Kasipul poll chaos is a mirror of our national decay

Opinion
By Jack Nduri | Nov 22, 2025
IEBC chairman Erustus Ethekon with commissioner Anne Nderitu at JKIA Nairobi after receiving first batch of ballot papers for the 27th November by elections.[Collins Oduor, Standard]

By shooting dead Ong’ondo Were at City Mortuary Roundabout and speeding off on a motorbike, the gunman did not just cut short the life of a legislator; he reopened an old wound Kasipul electorate had tried to heal.

Were’s shooting mirrors the utter collapse or weakening of social norms; what sociologist Emile Durkheim referred to as “anomie.”

His assassination was the latest symptom of a toxic political culture, where power is sought through fear, intimidation, violence, murder and loyalty to party. Loyalty to peace and commitment to serve the electorate have been lost.

A former host of intellectual politics in Nyanza, Kasipul now stands at a dangerous crossroads. For years, it was known for reasoned debate, its leaders respected for civility and thought. From Onyango Ayodo and Mbori Yogo, Oloo Otula, Peter Owidi, Paddy Ahenda, and Oyugi Magwanga, the constituency produced thinkers, not warmongers.

Today, that proud tradition has been replaced by politics of intimidation, destruction and death. Older residents remember a different Kasipul, one guided by authority of elders, professionals, and moral weight of community consensus. Those were the days of men like Ogweno Oindi, Richard Odak, Owiti Ogwang, Otiende Orega, Isaka Mbori, and later years Kassim Owango, Denis Obara, Basil Oloo, Okumu Aroko, Mbaka Jaramo and Laban Okoth, respected sons of the soil whose word carried immense weight among the electorate.

These personalities would convene consultations across the constituency, bringing together elders and professionals to deliberate on who best should lead the constituency. The decision would be reached with dignity and finality, without hostility, machetes or burning of homes.

The absence of such leadership is painfully felt in the current climate of suspicion, greed and violence.
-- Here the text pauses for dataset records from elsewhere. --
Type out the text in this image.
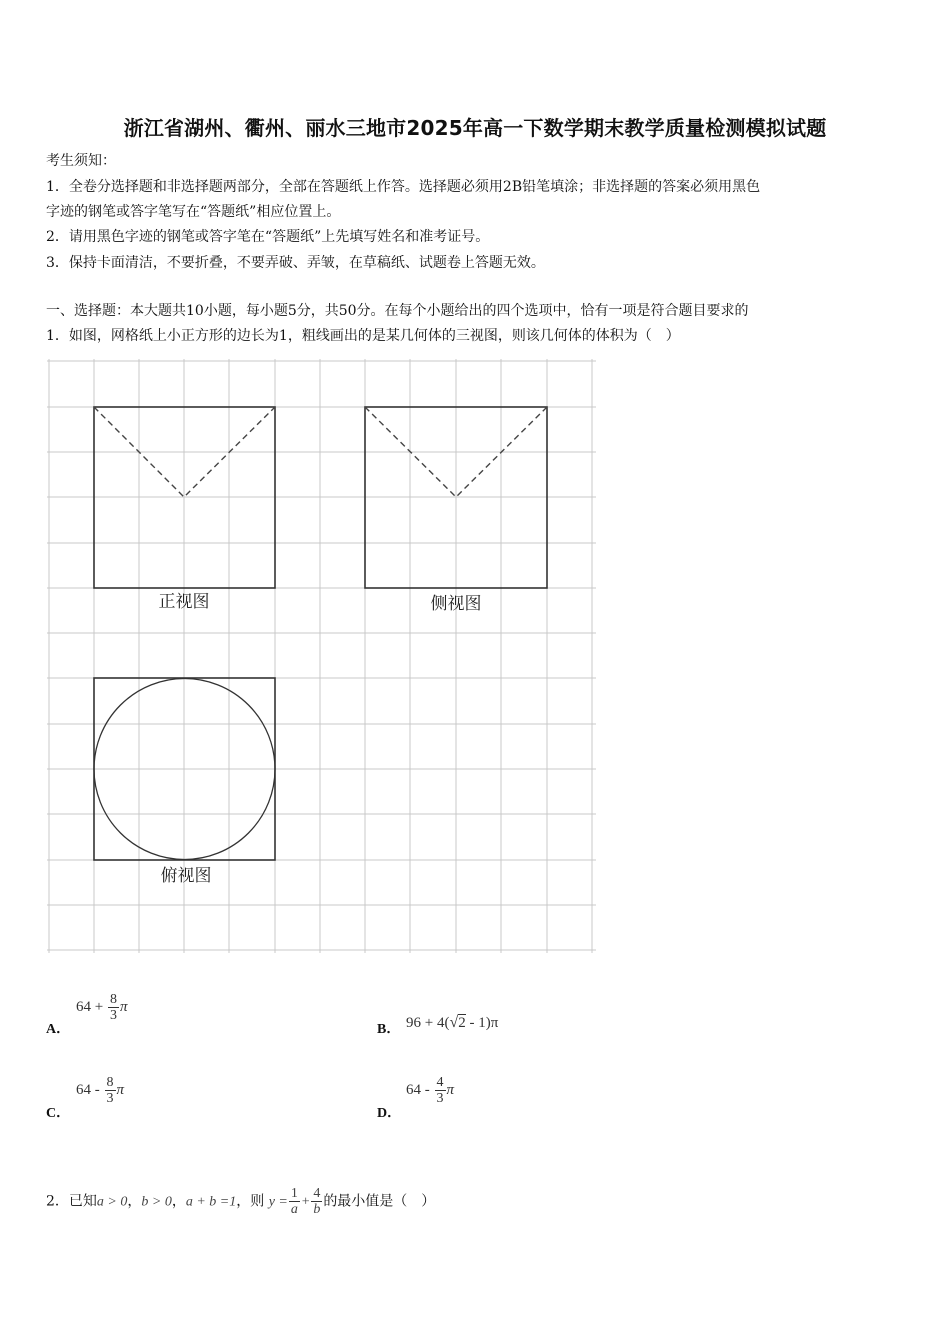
浙江省湖州、衢州、丽水三地市2025年高一下数学期末教学质量检测模拟试题
考生须知：
1．全卷分选择题和非选择题两部分，全部在答题纸上作答。选择题必须用2B铅笔填涂；非选择题的答案必须用黑色
字迹的钢笔或答字笔写在“答题纸”相应位置上。
2．请用黑色字迹的钢笔或答字笔在“答题纸”上先填写姓名和准考证号。
3．保持卡面清洁，不要折叠，不要弄破、弄皱，在草稿纸、试题卷上答题无效。
一、选择题：本大题共10小题，每小题5分，共50分。在每个小题给出的四个选项中，恰有一项是符合题目要求的
1．如图，网格纸上小正方形的边长为1，粗线画出的是某几何体的三视图，则该几何体的体积为（　）
正视图	侧视图
俯视图
A．
$64 + \frac{8}{3}$ π
B． 96 + 4(√2 - 1)π
C．
$64 - \frac{8}{3}$ π
D．
$64 - \frac{4}{3}$ π
2．已知a > 0，b > 0，a + b =1，则 $y = \frac{1}{a} + \frac{4}{b}$ 的最小值是（　）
This by-election has exposed how far the constituency has drifted from those ideals. Violence has been normalised, and citizens feel powerless to intervene.
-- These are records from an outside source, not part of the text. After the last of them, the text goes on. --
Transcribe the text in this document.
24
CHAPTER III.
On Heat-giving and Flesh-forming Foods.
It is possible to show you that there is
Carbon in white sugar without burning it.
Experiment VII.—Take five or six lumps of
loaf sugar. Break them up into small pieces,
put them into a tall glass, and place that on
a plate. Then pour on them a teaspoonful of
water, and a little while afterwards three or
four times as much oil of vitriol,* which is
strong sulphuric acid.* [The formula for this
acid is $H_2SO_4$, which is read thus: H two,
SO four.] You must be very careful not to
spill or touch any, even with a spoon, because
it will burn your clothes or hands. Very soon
During ODM primaries, gangs of machete-wielding youths descended on voters, vandalised property belonging to one aspirant, injuring hospital patients and spreading fear among residents. Few were arrested; none were prosecuted. Local law enforcers have perfected the art of arriving after the violence, issuing tired statements about “ongoing investigations” that yield no results. This laxity or calculated indifference, has enabled the cycle of chaos. 
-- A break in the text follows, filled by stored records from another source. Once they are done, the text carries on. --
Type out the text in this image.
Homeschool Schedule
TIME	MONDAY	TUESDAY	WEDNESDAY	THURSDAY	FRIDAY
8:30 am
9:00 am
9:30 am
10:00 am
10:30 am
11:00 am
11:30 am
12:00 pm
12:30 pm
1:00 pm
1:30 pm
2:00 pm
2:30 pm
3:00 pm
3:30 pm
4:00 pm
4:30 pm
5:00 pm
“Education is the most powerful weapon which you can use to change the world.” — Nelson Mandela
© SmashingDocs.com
The contestants include Boyed Were, Philip Aroko, Robert Riaga, alias “Money Bior,” and Sam Kótiende among others. Despite the constituency being agrarian, half its population live below the poverty line. Unemployment, poor roads, and a sense of exclusion have made politics the only visible ladder out of poverty. That desperation, if unchecked, will continue to fuel manipulation, as politicians convert frustration into fury and hire youth to wage proxy wars.

To restore sanity, Kasipul youth must resist chaos disguised as activism. And the government must, at last, treat electoral violence not as routine disorder but as a national emergency that corrodes the foundations of democracy and breakdown of social order.